Falso rescate

Hemos sucumbido a esta peste de naufragio cultural en el que navegamos hoy sin saber muy bien hacia dónde nos dirigimos. Un naufragio increíble (en el sentido pésimo) e independiente de la realidad. Echamos la culpa de la situación a la crisis económica en la que estamos inmersos, quejándonos bien fuerte de ello pero sin llegar a mover un sólo dedo hacía nuestro interés; y, probablemente, no sea una crisis económica la que nos afecte sino una crisis de valores, dando lugar a dicha catástrofe. El problema no es que ya nadie lea (qué también), el problema está en que ya apenas se venden libros. Antiguamente, y puedo estar hablando de una década antes, cuando alguien se compraba un libro era porque de verdad le apetecía leer, porque tenía empeño en el libro. Ahora si lees, es por obligación (en la medida que sea) para aprobar un examen más del curso, y esto en el mejor de los casos.

Los teatros apenas llenan un tercio de la mitad del público que prefiere invertir en el botellón (término empleado por los jóvenes refiriéndose al consumo de drogas y alcohol en un determinado establecimiento, mientras intercambian miradas, deseos, peleas y, sólo en algunos casos, alguna que otra interacción social). No podemos permitir que, a día de hoy, sea más económico emborracharnos que asistir a un festival de música, a una galería de arte o comprar un libro. Hablo de música clásica y tendemos a asociarla con lo gris, lo aburrido. Muchos dicen que “la música clásica no vende” pero debo recordar si se vendiera el Pop o el Rock como se vende la música clásica, éstos tampoco venderían.
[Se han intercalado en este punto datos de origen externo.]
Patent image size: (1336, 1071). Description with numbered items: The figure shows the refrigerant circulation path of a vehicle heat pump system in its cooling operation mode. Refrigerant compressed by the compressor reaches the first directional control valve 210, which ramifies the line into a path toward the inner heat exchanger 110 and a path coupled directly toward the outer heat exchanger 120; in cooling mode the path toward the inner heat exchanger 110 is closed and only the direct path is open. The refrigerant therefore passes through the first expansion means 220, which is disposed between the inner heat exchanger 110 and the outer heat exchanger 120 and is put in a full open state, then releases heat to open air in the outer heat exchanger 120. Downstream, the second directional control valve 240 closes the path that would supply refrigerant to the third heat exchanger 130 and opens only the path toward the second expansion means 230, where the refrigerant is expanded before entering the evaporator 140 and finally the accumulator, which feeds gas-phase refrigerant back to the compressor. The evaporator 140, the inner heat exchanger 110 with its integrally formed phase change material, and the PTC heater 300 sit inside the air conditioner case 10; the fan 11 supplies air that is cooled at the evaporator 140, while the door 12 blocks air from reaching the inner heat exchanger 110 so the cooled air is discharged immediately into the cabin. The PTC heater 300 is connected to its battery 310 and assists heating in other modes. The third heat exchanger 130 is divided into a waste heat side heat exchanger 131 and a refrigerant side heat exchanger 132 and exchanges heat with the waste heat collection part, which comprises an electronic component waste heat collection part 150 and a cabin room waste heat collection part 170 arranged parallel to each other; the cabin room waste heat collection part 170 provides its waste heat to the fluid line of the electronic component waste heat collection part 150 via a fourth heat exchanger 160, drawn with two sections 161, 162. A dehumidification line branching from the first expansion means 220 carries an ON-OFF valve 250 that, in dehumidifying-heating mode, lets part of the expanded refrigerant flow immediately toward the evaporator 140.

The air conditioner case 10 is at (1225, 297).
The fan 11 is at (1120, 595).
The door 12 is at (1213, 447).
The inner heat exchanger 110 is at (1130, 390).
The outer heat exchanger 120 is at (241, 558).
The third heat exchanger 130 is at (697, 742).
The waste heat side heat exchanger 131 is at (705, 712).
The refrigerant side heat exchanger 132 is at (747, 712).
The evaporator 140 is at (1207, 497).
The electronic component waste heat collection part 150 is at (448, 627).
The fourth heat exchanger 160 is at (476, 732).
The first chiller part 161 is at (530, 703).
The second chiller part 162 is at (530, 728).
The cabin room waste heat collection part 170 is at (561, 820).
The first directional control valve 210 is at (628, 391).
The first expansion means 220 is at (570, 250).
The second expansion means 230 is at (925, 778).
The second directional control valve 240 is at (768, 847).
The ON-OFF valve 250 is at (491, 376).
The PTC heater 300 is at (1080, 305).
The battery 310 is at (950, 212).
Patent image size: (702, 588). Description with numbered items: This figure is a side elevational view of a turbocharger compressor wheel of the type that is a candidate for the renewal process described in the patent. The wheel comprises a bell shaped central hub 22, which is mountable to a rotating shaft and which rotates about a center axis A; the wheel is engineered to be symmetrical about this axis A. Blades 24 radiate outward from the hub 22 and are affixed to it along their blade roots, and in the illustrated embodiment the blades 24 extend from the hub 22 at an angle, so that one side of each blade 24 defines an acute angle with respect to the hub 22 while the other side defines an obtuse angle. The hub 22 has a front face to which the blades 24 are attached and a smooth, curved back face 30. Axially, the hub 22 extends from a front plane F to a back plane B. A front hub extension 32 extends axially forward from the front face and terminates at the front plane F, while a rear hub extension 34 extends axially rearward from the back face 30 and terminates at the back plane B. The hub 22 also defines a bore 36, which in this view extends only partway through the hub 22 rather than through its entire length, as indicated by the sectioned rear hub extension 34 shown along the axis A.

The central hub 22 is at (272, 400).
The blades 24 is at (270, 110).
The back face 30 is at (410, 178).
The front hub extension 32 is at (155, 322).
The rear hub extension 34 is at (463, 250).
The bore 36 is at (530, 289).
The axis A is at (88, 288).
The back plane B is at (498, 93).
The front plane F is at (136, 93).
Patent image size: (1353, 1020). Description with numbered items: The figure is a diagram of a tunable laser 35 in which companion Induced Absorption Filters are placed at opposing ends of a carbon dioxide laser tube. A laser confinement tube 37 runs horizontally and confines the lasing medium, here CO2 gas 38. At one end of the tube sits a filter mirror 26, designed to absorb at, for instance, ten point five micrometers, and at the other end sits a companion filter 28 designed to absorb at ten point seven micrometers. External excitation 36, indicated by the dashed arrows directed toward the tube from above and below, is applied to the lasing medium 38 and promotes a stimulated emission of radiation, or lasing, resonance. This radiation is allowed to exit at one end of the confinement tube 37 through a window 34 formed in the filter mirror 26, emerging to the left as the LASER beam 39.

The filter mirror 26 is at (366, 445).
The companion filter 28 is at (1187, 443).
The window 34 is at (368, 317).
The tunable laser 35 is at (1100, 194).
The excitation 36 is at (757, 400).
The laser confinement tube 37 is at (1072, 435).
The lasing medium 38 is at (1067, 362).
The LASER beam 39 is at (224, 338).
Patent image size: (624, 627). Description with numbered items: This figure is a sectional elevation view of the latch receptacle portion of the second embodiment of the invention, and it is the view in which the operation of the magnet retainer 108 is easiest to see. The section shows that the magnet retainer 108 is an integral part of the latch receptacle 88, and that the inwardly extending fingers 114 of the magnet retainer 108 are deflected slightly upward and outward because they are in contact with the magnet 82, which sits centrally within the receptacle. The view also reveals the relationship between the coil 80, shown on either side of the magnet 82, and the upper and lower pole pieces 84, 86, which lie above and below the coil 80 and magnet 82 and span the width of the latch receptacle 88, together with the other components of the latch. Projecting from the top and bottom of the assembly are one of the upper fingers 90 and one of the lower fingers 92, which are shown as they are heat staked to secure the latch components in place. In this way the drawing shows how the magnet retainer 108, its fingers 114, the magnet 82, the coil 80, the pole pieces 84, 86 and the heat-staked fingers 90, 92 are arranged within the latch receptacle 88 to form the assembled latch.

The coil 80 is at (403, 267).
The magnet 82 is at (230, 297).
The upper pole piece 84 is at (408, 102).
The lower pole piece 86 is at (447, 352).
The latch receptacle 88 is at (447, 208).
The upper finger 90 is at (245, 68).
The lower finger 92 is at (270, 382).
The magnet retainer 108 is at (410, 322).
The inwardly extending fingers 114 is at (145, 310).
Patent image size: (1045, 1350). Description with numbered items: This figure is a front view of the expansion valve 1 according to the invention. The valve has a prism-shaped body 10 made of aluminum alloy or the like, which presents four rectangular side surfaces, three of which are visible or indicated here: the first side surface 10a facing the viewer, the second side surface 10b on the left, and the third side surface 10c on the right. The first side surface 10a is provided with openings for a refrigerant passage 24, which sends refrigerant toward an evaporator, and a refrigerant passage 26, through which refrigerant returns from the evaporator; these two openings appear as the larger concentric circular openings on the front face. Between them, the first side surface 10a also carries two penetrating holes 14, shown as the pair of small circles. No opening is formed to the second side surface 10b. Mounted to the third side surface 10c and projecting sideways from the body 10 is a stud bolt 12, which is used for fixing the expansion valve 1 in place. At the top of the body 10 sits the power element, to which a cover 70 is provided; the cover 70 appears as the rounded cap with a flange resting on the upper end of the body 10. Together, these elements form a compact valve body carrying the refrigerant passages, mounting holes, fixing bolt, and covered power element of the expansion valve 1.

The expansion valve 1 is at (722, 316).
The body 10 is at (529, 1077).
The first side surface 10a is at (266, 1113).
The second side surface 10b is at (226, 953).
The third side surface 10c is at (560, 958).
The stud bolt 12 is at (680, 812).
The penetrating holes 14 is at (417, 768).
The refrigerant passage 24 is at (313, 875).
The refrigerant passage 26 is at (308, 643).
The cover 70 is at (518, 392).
Hablo de música clásica y todos pasan de largo entre risas como si no fuese con ellos; tendemos a tener una concepción por lo clásico un tanto particular (o extraño), asociándolo con lo gris, con lo aburrido. Por ende, nos excusamos con que la culpa es de los jóvenes que ya no leen lo mismo que se leía antes; pero nadie hace nada para evitar tal fracaso. Tan sólo celebramos una feria del libro, en Abril, en conmemoración a algunos genios literatos, y ya es suficiente.

Puede que no haya interés por la lectura, pero ahí estás tú para crearlo. Recuerda que,  el perdón no sirve de nada si no arreglas lo que has roto. Y, en lugar de querer cambiar la situación buscamos todos los medios posibles para convencer de que no hemos sido nosotros quienes tenemos la culpa de que las cosas hayan terminado como han acabado. Aunque sea mentira, y sigamos mintiendo. Por qué incitar a la ignorancia, cuando podemos partir de ella misma hasta hacer entrar en razón. Hasta entonces, sigamos aplaudiéndonos (o hagamos como que aplaudimos) y tengamos en cuenta que el eco sigue siendo más fuerte, que nos llega a ensordecer tanto que nos creemos que nadie dice nada; cuando en verdad, estamos al borde del abismo.